When you can be a strategic partner in a crisis, big or small, you earn true loyalty that can’t be bought.

The New Normal Brings New Bedfellows

Between COVID disruptions, port backlogs, labor shortages, border controls and bottlenecks all along the supply chain, freight forwarders and shippers have felt the strain of a turbulent two years.

One little-discussed but significant trend: There have been lots of new relationships formed that otherwise wouldn’t have existed. Retailers and CPG shippers need cargo space wherever they can find it, and their usual forwarders can’t always accommodate them. For forwarders, this means they’ve been having lots of first dates — a dynamic that can’t and won’t continue forever.

When things settle down (and they eventually will!) shippers will again cut the number of forwarders they work with to a more manageable level.
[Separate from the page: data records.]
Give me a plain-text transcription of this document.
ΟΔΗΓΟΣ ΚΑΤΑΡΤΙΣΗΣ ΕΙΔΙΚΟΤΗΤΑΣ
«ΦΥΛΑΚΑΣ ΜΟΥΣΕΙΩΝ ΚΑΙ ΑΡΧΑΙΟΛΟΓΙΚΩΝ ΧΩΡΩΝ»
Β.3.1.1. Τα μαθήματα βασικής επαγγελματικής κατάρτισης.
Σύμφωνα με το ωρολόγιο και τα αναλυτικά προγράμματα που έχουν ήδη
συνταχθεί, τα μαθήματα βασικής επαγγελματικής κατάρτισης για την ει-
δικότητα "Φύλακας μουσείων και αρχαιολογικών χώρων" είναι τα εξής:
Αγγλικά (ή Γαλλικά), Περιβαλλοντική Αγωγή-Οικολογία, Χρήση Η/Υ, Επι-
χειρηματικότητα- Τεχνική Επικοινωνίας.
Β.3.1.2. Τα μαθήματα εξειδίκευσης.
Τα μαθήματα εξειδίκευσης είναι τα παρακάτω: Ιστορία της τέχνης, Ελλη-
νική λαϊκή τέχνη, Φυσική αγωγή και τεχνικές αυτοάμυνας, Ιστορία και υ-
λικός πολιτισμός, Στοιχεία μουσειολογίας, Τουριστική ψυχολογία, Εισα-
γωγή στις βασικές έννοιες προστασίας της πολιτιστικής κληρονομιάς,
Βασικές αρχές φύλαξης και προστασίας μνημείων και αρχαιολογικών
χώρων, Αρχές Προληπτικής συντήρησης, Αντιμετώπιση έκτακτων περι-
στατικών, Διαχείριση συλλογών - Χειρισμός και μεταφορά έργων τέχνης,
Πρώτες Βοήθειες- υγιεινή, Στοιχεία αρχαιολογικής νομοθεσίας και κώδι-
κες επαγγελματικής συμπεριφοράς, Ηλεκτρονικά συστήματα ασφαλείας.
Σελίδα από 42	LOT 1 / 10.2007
They won’t be forced to give business to anyone who can find cargo space, because space will be more available.

So, they’ll trim up based on price, sure, but more often they will decide based on service. Shippers will be asking themselves questions like: “Who was really there for me when things were hard? Who gave me excellent service when my stuff was rolled three voyages in a row? Who had answers when I had questions about where my cargo was and when it would be arriving?”
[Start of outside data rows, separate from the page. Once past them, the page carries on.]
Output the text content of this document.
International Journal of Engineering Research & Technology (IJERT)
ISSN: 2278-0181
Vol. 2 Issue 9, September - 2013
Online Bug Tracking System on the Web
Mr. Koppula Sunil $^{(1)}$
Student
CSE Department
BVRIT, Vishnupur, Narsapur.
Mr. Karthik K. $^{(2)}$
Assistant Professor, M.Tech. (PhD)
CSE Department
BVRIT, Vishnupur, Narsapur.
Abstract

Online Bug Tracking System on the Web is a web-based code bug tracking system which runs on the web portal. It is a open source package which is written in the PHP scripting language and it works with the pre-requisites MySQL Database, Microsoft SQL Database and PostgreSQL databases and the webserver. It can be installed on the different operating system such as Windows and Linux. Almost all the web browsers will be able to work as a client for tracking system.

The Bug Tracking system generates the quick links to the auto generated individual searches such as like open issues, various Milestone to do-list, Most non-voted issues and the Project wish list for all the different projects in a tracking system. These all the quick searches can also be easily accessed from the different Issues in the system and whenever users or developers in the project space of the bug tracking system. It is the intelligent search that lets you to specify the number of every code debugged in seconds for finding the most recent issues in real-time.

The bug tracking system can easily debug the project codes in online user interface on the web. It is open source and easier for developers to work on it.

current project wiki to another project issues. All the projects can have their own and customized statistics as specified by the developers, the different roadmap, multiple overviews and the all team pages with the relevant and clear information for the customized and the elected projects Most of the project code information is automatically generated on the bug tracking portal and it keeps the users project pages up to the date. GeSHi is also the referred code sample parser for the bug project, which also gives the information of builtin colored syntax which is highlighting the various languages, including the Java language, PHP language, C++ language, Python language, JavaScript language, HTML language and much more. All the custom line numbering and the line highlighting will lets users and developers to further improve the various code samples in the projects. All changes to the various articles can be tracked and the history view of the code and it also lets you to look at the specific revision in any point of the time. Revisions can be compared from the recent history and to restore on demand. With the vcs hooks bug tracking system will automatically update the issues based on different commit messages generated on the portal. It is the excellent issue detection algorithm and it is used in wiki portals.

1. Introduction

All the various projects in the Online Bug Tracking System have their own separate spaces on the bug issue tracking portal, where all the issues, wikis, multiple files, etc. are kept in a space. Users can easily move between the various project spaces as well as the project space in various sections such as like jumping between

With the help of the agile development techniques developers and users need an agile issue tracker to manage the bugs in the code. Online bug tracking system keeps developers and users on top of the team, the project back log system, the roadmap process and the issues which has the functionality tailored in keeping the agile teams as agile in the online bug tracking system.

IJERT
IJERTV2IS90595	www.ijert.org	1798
One question they likely won’t ask: “Who has the best tech?”

As much as it kills me to say this as a tech CEO with lots of freight forwarder friends and customers, shippers don’t care about your APIs and EDIs. Everyone has tech that’s functionally good enough. What really counts is how you use tech to deliver great service.

Much like the ZIM Kingston saga: The forwarders who excelled as partners will be well positioned to turn these recent first dates with shippers into long, beautiful relationships. They have been using tech to create efficiencies that allow them to devote time and attention to stellar customer service over the past two years when business was tough.
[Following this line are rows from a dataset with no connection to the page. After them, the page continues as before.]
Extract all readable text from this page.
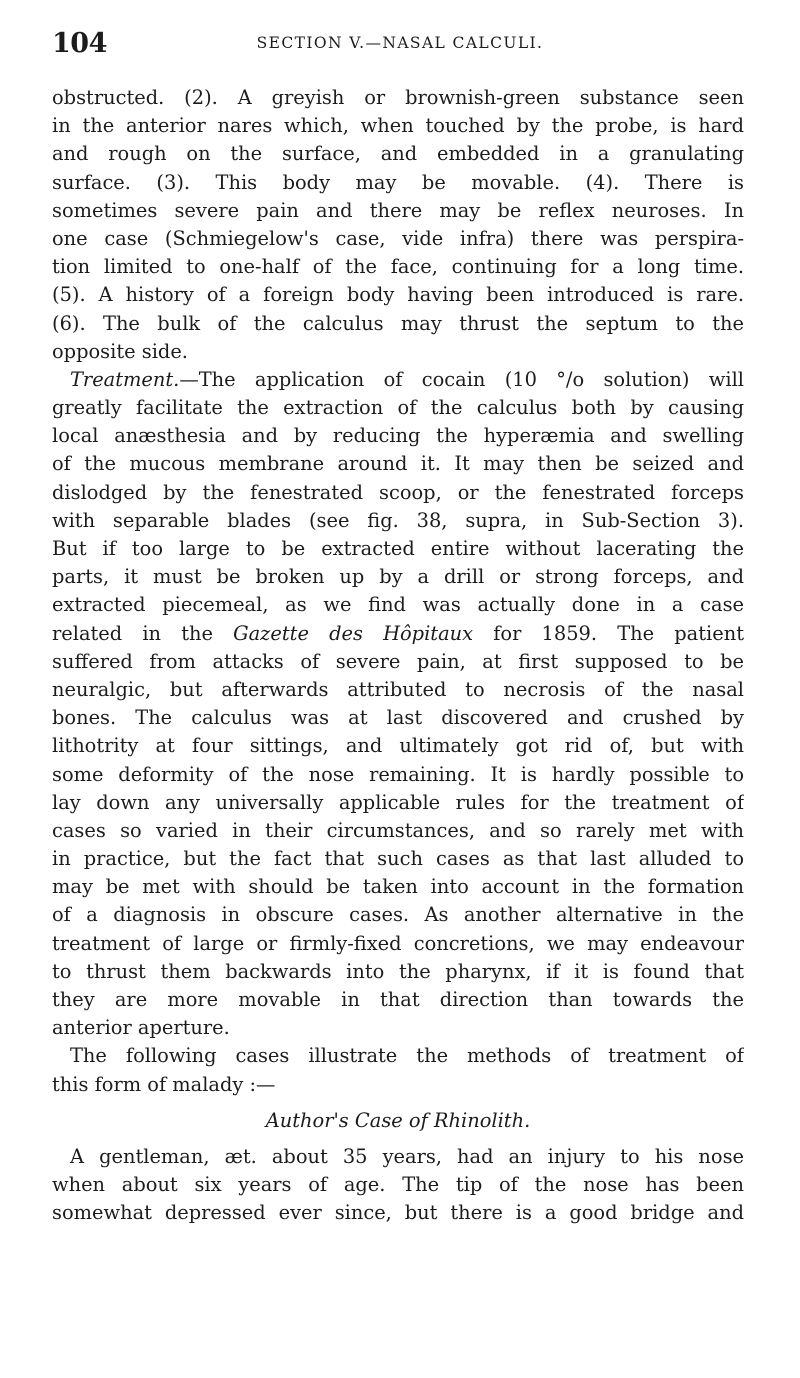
104	SECTION V.—NASAL CALCULI.
obstructed. (2). A greyish or brownish-green substance seen
in the anterior nares which, when touched by the probe, is hard
and rough on the surface, and embedded in a granulating
surface. (3). This body may be movable. (4). There is
sometimes severe pain and there may be reflex neuroses. In
one case (Schmiegelow's case, vide infra) there was perspira-
tion limited to one-half of the face, continuing for a long time.
(5). A history of a foreign body having been introduced is rare.
(6). The bulk of the calculus may thrust the septum to the
opposite side.
Treatment.—The application of cocain (10 °/o solution) will
greatly facilitate the extraction of the calculus both by causing
local anæsthesia and by reducing the hyperæmia and swelling
of the mucous membrane around it. It may then be seized and
dislodged by the fenestrated scoop, or the fenestrated forceps
with separable blades (see fig. 38, supra, in Sub-Section 3).
But if too large to be extracted entire without lacerating the
parts, it must be broken up by a drill or strong forceps, and
extracted piecemeal, as we find was actually done in a case
related in the Gazette des Hôpitaux for 1859. The patient
suffered from attacks of severe pain, at first supposed to be
neuralgic, but afterwards attributed to necrosis of the nasal
bones. The calculus was at last discovered and crushed by
lithotrity at four sittings, and ultimately got rid of, but with
some deformity of the nose remaining. It is hardly possible to
lay down any universally applicable rules for the treatment of
cases so varied in their circumstances, and so rarely met with
in practice, but the fact that such cases as that last alluded to
may be met with should be taken into account in the formation
of a diagnosis in obscure cases. As another alternative in the
treatment of large or firmly-fixed concretions, we may endeavour
to thrust them backwards into the pharynx, if it is found that
they are more movable in that direction than towards the
anterior aperture.
The following cases illustrate the methods of treatment of
this form of malady :—
Author's Case of Rhinolith.
A gentleman, æt. about 35 years, had an injury to his nose
when about six years of age. The tip of the nose has been
somewhat depressed ever since, but there is a good bridge and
I want to be crystal clear. Operationally, this lack of visibility and customer service isn’t freight forwarders’ fault. They are so overwhelmed by the ongoing turmoil that they simply don’t have the minutes in the day to go the extra mile.

The Supply Chain Crisis on the Ground

Here is the dirty little secret of the supply chain crisis: We see dramatic images of long lines of cargo ships at the Port of Los Angeles, trucker strikes in Europe and empty shelves at Walmart. But what does the supply chain crisis actually look like on the ground for most freight forwarders and shippers?

Emails. So. Many. Emails.

In 2018, if I needed to move goods from Shanghai to Los Angeles, it was a relatively simple proposition. In 2021, that same single shipment might require 50 emails instead of two (looking for space, carrier negotiations, tracking down what got rolled and when it will go out, figuring out what got moved, etc.). When something goes wrong, whether it’s a disaster or a minor delay, there is simply no time to provide that extra level of service, no matter how much forwarders wish they could.

Implementing process automation and cargo visibility tools obviously could have allowed freight forwarders managing the ZIM Kingston incident(s) to be more focused on customer service and offer regular, multiple updates daily to customers. Instead, most time was consumed by circulating emails trying to find answers, calling overseas agents and constantly refreshing ZIM’s website hoping for updates. That obviously saps the ability to provide good customer service.

Automation Creates Capacity, Better Customer Service

Here’s where tech comes in. The argument for automation has always been cost savings. My argument is that automation and integration is most useful when it creates capacity to do amazing customer service. Your tech doesn’t provide the service. And it shouldn’t. Let the tech do the dirty work so your team can do the service.

Shippers are keeping close watch on those handling their freight right now. They’ll do what it takes to get through the current crunch, but once the upheaval settles, they’ll be quick to line up behind those that supported them and had their back, rather than those they had to chase for updates in a stressful situation.

Use your tech to wow those shippers. When the first date is amazing, you might just get to go steady.